As he read deeper, his breath slowed.

The Void Shadow Sutra.

A technique forged in secrecy, meant for those who wished to walk unseen. It did not focus on brute force but on movement, on presence—or rather, the absence of it.

It allowed the user to dissolve into the fabric of the world, bending energy in a way that made them a phantom. It was not true invisibility, but something close.

For someone in his position—someone hunted—this was perfect.

Shen Tian's lips curled into a rare smile.

The heavens had stolen his path to immortality.

But they had not erased everything.

He still had ways to fight back.

The first attempt at the Void Shadow Sutra was brutal.

Shen Tian sat in meditation, guiding his breath, molding his meager energy according to the sutra's flow. It was unlike anything he had practiced before—subtle, elusive, a technique meant for those who understood the nature of existence itself.

But his body was weak.

His meridians, though slowly recovering, were not yet strong enough to handle such intricate movements of energy. Each attempt left him exhausted, his limbs trembling, sweat drenching his body.

But he did not stop.

Each failure refined his control.

Each breath drew him closer to mastery.

By the time dawn broke, something had changed.

The air around him shimmered for the briefest of moments before settling once more.

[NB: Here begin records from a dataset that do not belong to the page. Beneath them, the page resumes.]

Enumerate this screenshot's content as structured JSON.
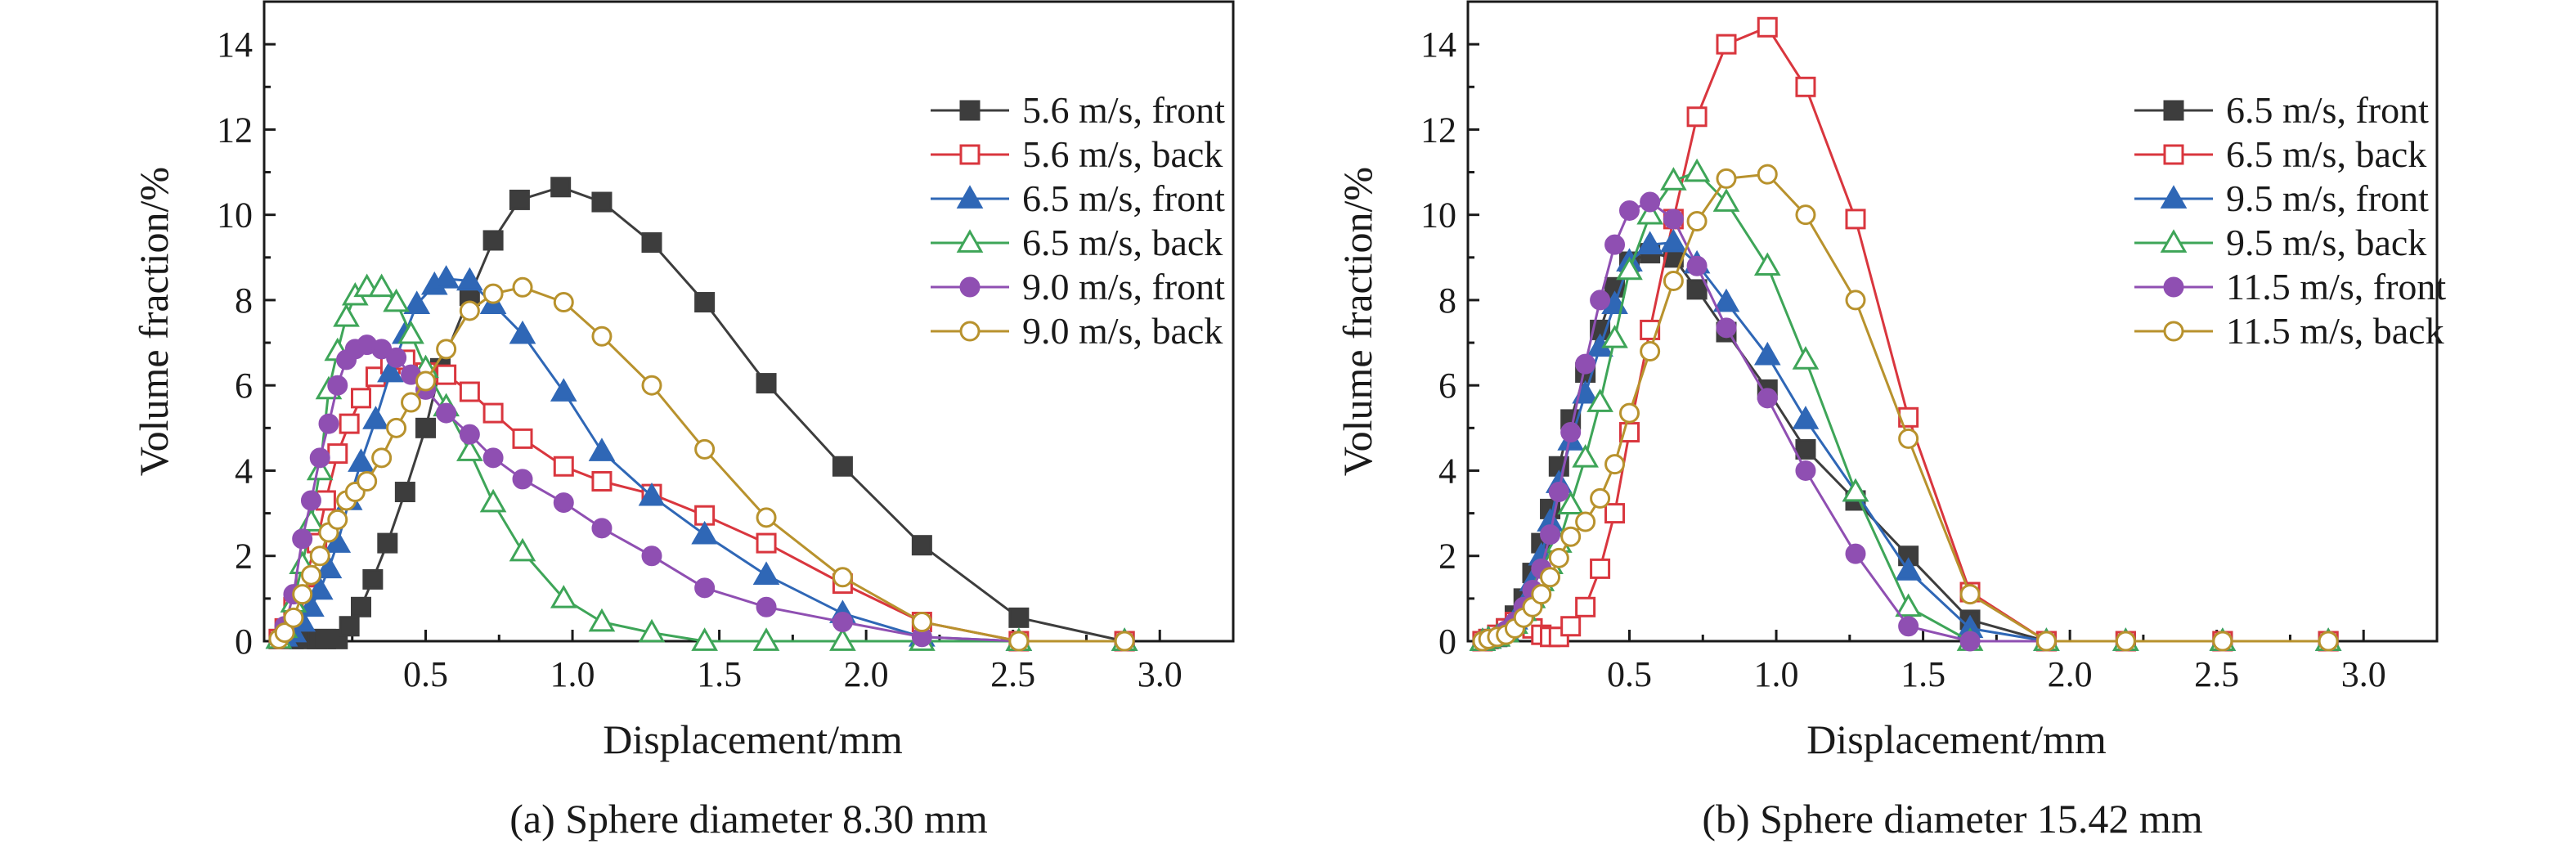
{
  "chart_data": [
    {
      "type": "line",
      "caption": "(a) Sphere diameter 8.30 mm",
      "xlabel": "Displacement/mm",
      "ylabel": "Volume fraction/%",
      "xlim": [
        -0.05,
        3.25
      ],
      "ylim": [
        0,
        15
      ],
      "xticks": [
        "0.5",
        "1.0",
        "1.5",
        "2.0",
        "2.5",
        "3.0"
      ],
      "yticks": [
        "0",
        "2",
        "4",
        "6",
        "8",
        "10",
        "12",
        "14"
      ],
      "legend_position": "top-right",
      "series": [
        {
          "name": "5.6 m/s, front",
          "color": "#3d3d3d",
          "marker": "square",
          "filled": true,
          "x": [
            0.0,
            0.02,
            0.05,
            0.09,
            0.13,
            0.16,
            0.2,
            0.24,
            0.28,
            0.32,
            0.37,
            0.43,
            0.5,
            0.55,
            0.65,
            0.73,
            0.82,
            0.96,
            1.1,
            1.27,
            1.45,
            1.66,
            1.92,
            2.19,
            2.52,
            2.88
          ],
          "y": [
            0.05,
            0.05,
            0.05,
            0.05,
            0.05,
            0.05,
            0.05,
            0.35,
            0.8,
            1.45,
            2.3,
            3.5,
            5.0,
            6.4,
            8.1,
            9.4,
            10.35,
            10.65,
            10.3,
            9.35,
            7.95,
            6.05,
            4.1,
            2.25,
            0.55,
            0.0
          ]
        },
        {
          "name": "5.6 m/s, back",
          "color": "#d9363e",
          "marker": "square",
          "filled": false,
          "x": [
            0.0,
            0.02,
            0.05,
            0.09,
            0.13,
            0.16,
            0.2,
            0.24,
            0.28,
            0.33,
            0.38,
            0.43,
            0.5,
            0.57,
            0.65,
            0.73,
            0.83,
            0.97,
            1.1,
            1.27,
            1.45,
            1.66,
            1.92,
            2.19,
            2.52,
            2.88
          ],
          "y": [
            0.05,
            0.3,
            0.8,
            1.5,
            2.3,
            3.3,
            4.4,
            5.1,
            5.7,
            6.2,
            6.5,
            6.6,
            6.3,
            6.25,
            5.85,
            5.35,
            4.75,
            4.1,
            3.75,
            3.45,
            2.95,
            2.3,
            1.35,
            0.45,
            0.0,
            0.0
          ]
        },
        {
          "name": "6.5 m/s, front",
          "color": "#2f67b6",
          "marker": "triangle",
          "filled": true,
          "x": [
            0.0,
            0.02,
            0.05,
            0.08,
            0.11,
            0.14,
            0.17,
            0.2,
            0.24,
            0.28,
            0.33,
            0.38,
            0.43,
            0.47,
            0.53,
            0.57,
            0.65,
            0.73,
            0.83,
            0.97,
            1.1,
            1.27,
            1.45,
            1.66,
            1.92,
            2.19,
            2.52,
            2.88
          ],
          "y": [
            0.05,
            0.1,
            0.2,
            0.45,
            0.8,
            1.2,
            1.7,
            2.3,
            3.3,
            4.2,
            5.2,
            6.3,
            7.2,
            7.9,
            8.35,
            8.5,
            8.45,
            7.9,
            7.2,
            5.85,
            4.45,
            3.4,
            2.5,
            1.55,
            0.65,
            0.1,
            0.0,
            0.0
          ]
        },
        {
          "name": "6.5 m/s, back",
          "color": "#3ea558",
          "marker": "triangle",
          "filled": false,
          "x": [
            0.0,
            0.02,
            0.05,
            0.08,
            0.11,
            0.14,
            0.17,
            0.2,
            0.23,
            0.26,
            0.3,
            0.35,
            0.4,
            0.45,
            0.5,
            0.57,
            0.65,
            0.73,
            0.83,
            0.97,
            1.1,
            1.27,
            1.45,
            1.66,
            1.92,
            2.19,
            2.52,
            2.88
          ],
          "y": [
            0.05,
            0.3,
            0.9,
            1.8,
            2.8,
            4.0,
            5.9,
            6.8,
            7.6,
            8.1,
            8.3,
            8.3,
            7.95,
            7.2,
            6.4,
            5.5,
            4.45,
            3.25,
            2.1,
            1.0,
            0.45,
            0.2,
            0.0,
            0.0,
            0.0,
            0.0,
            0.0,
            0.0
          ]
        },
        {
          "name": "9.0 m/s, front",
          "color": "#8f4fb2",
          "marker": "circle",
          "filled": true,
          "x": [
            0.0,
            0.02,
            0.05,
            0.08,
            0.11,
            0.14,
            0.17,
            0.2,
            0.23,
            0.26,
            0.3,
            0.35,
            0.4,
            0.45,
            0.5,
            0.57,
            0.65,
            0.73,
            0.83,
            0.97,
            1.1,
            1.27,
            1.45,
            1.66,
            1.92,
            2.19,
            2.52,
            2.88
          ],
          "y": [
            0.05,
            0.35,
            1.1,
            2.4,
            3.3,
            4.3,
            5.1,
            6.0,
            6.6,
            6.85,
            6.95,
            6.85,
            6.65,
            6.25,
            5.9,
            5.35,
            4.85,
            4.3,
            3.8,
            3.25,
            2.65,
            2.0,
            1.25,
            0.8,
            0.45,
            0.1,
            0.0,
            0.0
          ]
        },
        {
          "name": "9.0 m/s, back",
          "color": "#b8922d",
          "marker": "circle",
          "filled": false,
          "x": [
            0.0,
            0.02,
            0.05,
            0.08,
            0.11,
            0.14,
            0.17,
            0.2,
            0.23,
            0.26,
            0.3,
            0.35,
            0.4,
            0.45,
            0.5,
            0.57,
            0.65,
            0.73,
            0.83,
            0.97,
            1.1,
            1.27,
            1.45,
            1.66,
            1.92,
            2.19,
            2.52,
            2.88
          ],
          "y": [
            0.05,
            0.2,
            0.55,
            1.1,
            1.55,
            2.0,
            2.55,
            2.85,
            3.3,
            3.5,
            3.75,
            4.3,
            5.0,
            5.6,
            6.1,
            6.85,
            7.75,
            8.15,
            8.3,
            7.95,
            7.15,
            6.0,
            4.5,
            2.9,
            1.5,
            0.45,
            0.0,
            0.0
          ]
        }
      ]
    },
    {
      "type": "line",
      "caption": "(b) Sphere diameter 15.42 mm",
      "xlabel": "Displacement/mm",
      "ylabel": "Volume fraction/%",
      "xlim": [
        -0.05,
        3.25
      ],
      "ylim": [
        0,
        15
      ],
      "xticks": [
        "0.5",
        "1.0",
        "1.5",
        "2.0",
        "2.5",
        "3.0"
      ],
      "yticks": [
        "0",
        "2",
        "4",
        "6",
        "8",
        "10",
        "12",
        "14"
      ],
      "legend_position": "top-right",
      "series": [
        {
          "name": "6.5 m/s, front",
          "color": "#3d3d3d",
          "marker": "square",
          "filled": true,
          "x": [
            0.0,
            0.02,
            0.05,
            0.08,
            0.11,
            0.14,
            0.17,
            0.2,
            0.23,
            0.26,
            0.3,
            0.35,
            0.4,
            0.45,
            0.5,
            0.57,
            0.65,
            0.73,
            0.83,
            0.97,
            1.1,
            1.27,
            1.45,
            1.66,
            1.92,
            2.19,
            2.52,
            2.88
          ],
          "y": [
            0.0,
            0.05,
            0.1,
            0.3,
            0.6,
            1.0,
            1.6,
            2.3,
            3.1,
            4.1,
            5.2,
            6.3,
            7.3,
            8.3,
            8.9,
            9.1,
            9.0,
            8.25,
            7.25,
            5.9,
            4.5,
            3.3,
            2.0,
            0.5,
            0.0,
            0.0,
            0.0,
            0.0
          ]
        },
        {
          "name": "6.5 m/s, back",
          "color": "#d9363e",
          "marker": "square",
          "filled": false,
          "x": [
            0.0,
            0.02,
            0.05,
            0.08,
            0.11,
            0.14,
            0.17,
            0.2,
            0.23,
            0.26,
            0.3,
            0.35,
            0.4,
            0.45,
            0.5,
            0.57,
            0.65,
            0.73,
            0.83,
            0.97,
            1.1,
            1.27,
            1.45,
            1.66,
            1.92,
            2.19,
            2.52,
            2.88
          ],
          "y": [
            0.0,
            0.05,
            0.15,
            0.3,
            0.45,
            0.5,
            0.3,
            0.15,
            0.1,
            0.1,
            0.35,
            0.8,
            1.7,
            3.0,
            4.9,
            7.3,
            9.9,
            12.3,
            14.0,
            14.4,
            13.0,
            9.9,
            5.25,
            1.15,
            0.0,
            0.0,
            0.0,
            0.0
          ]
        },
        {
          "name": "9.5 m/s, front",
          "color": "#2f67b6",
          "marker": "triangle",
          "filled": true,
          "x": [
            0.0,
            0.02,
            0.05,
            0.08,
            0.11,
            0.14,
            0.17,
            0.2,
            0.23,
            0.26,
            0.3,
            0.35,
            0.4,
            0.45,
            0.5,
            0.57,
            0.65,
            0.73,
            0.83,
            0.97,
            1.1,
            1.27,
            1.45,
            1.66,
            1.92,
            2.19,
            2.52,
            2.88
          ],
          "y": [
            0.0,
            0.05,
            0.1,
            0.25,
            0.5,
            0.85,
            1.4,
            2.0,
            2.8,
            3.7,
            4.7,
            5.8,
            6.9,
            7.9,
            8.9,
            9.3,
            9.35,
            8.85,
            7.95,
            6.7,
            5.2,
            3.5,
            1.65,
            0.3,
            0.0,
            0.0,
            0.0,
            0.0
          ]
        },
        {
          "name": "9.5 m/s, back",
          "color": "#3ea558",
          "marker": "triangle",
          "filled": false,
          "x": [
            0.0,
            0.02,
            0.05,
            0.08,
            0.11,
            0.14,
            0.17,
            0.2,
            0.23,
            0.26,
            0.3,
            0.35,
            0.4,
            0.45,
            0.5,
            0.57,
            0.65,
            0.73,
            0.83,
            0.97,
            1.1,
            1.27,
            1.45,
            1.66,
            1.92,
            2.19,
            2.52,
            2.88
          ],
          "y": [
            0.0,
            0.05,
            0.1,
            0.2,
            0.4,
            0.7,
            1.0,
            1.4,
            1.8,
            2.3,
            3.2,
            4.3,
            5.6,
            7.1,
            8.7,
            10.0,
            10.8,
            11.0,
            10.3,
            8.8,
            6.6,
            3.5,
            0.8,
            0.0,
            0.0,
            0.0,
            0.0,
            0.0
          ]
        },
        {
          "name": "11.5 m/s, front",
          "color": "#8f4fb2",
          "marker": "circle",
          "filled": true,
          "x": [
            0.0,
            0.02,
            0.05,
            0.08,
            0.11,
            0.14,
            0.17,
            0.2,
            0.23,
            0.26,
            0.3,
            0.35,
            0.4,
            0.45,
            0.5,
            0.57,
            0.65,
            0.73,
            0.83,
            0.97,
            1.1,
            1.27,
            1.45,
            1.66,
            1.92,
            2.19,
            2.52,
            2.88
          ],
          "y": [
            0.0,
            0.05,
            0.1,
            0.25,
            0.45,
            0.8,
            1.2,
            1.7,
            2.5,
            3.5,
            4.9,
            6.5,
            8.0,
            9.3,
            10.1,
            10.3,
            9.9,
            8.8,
            7.35,
            5.7,
            4.0,
            2.05,
            0.35,
            0.0,
            0.0,
            0.0,
            0.0,
            0.0
          ]
        },
        {
          "name": "11.5 m/s, back",
          "color": "#b8922d",
          "marker": "circle",
          "filled": false,
          "x": [
            0.0,
            0.02,
            0.05,
            0.08,
            0.11,
            0.14,
            0.17,
            0.2,
            0.23,
            0.26,
            0.3,
            0.35,
            0.4,
            0.45,
            0.5,
            0.57,
            0.65,
            0.73,
            0.83,
            0.97,
            1.1,
            1.27,
            1.45,
            1.66,
            1.92,
            2.19,
            2.52,
            2.88
          ],
          "y": [
            0.0,
            0.05,
            0.1,
            0.15,
            0.3,
            0.55,
            0.8,
            1.1,
            1.5,
            1.95,
            2.45,
            2.8,
            3.35,
            4.15,
            5.35,
            6.8,
            8.45,
            9.85,
            10.85,
            10.95,
            10.0,
            8.0,
            4.75,
            1.1,
            0.0,
            0.0,
            0.0,
            0.0
          ]
        }
      ]
    }
  ]
}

A single step forward, and his presence flickered—his aura vanishing before returning.

It was weak.

But it was real.

Progress.

Jiang Hao arrived later that morning, finding Shen Tian seated cross-legged, his breathing steady despite the exhaustion in his gaze.

"You look like death," Jiang Hao remarked.

Shen Tian exhaled. "Then I match the slums well."

Jiang Hao snorted, then grew serious. "The Black Hounds made their move last night. They were looking for you."

Shen Tian met his gaze. "And?"

Jiang Hao's grin was sharp. "They didn't find you. Some of them ended up in the river instead."

Shen Tian arched a brow. "Your doing?"

Jiang Hao shrugged. "We protect our own."

Shen Tian remained silent for a moment. He had expected the Black Hounds to come sooner or later, but their failure to locate him bought him time. Time he would not waste.

Jiang Hao leaned against the doorway. "What now?"

Shen Tian stood, rolling his shoulders. "Now? We prepare."

Jiang Hao's grin widened. "Good answer."

The slums of Broken Sky City were a battlefield.

Factions rose and fell with the tides of power, and now, Shen Tian had become part of that cycle. The Black Hounds had been sent by someone—a force above the slums, one that had taken notice of his existence.

That meant he was no longer just a name whispered in the backstreets.

He was a threat.

But threats could be used.

And Shen Tian intended to use this to his advantage.

He had begun his return to power.

Now, it was time to accelerate it.

The city would soon know—

The last immortal was rising once more.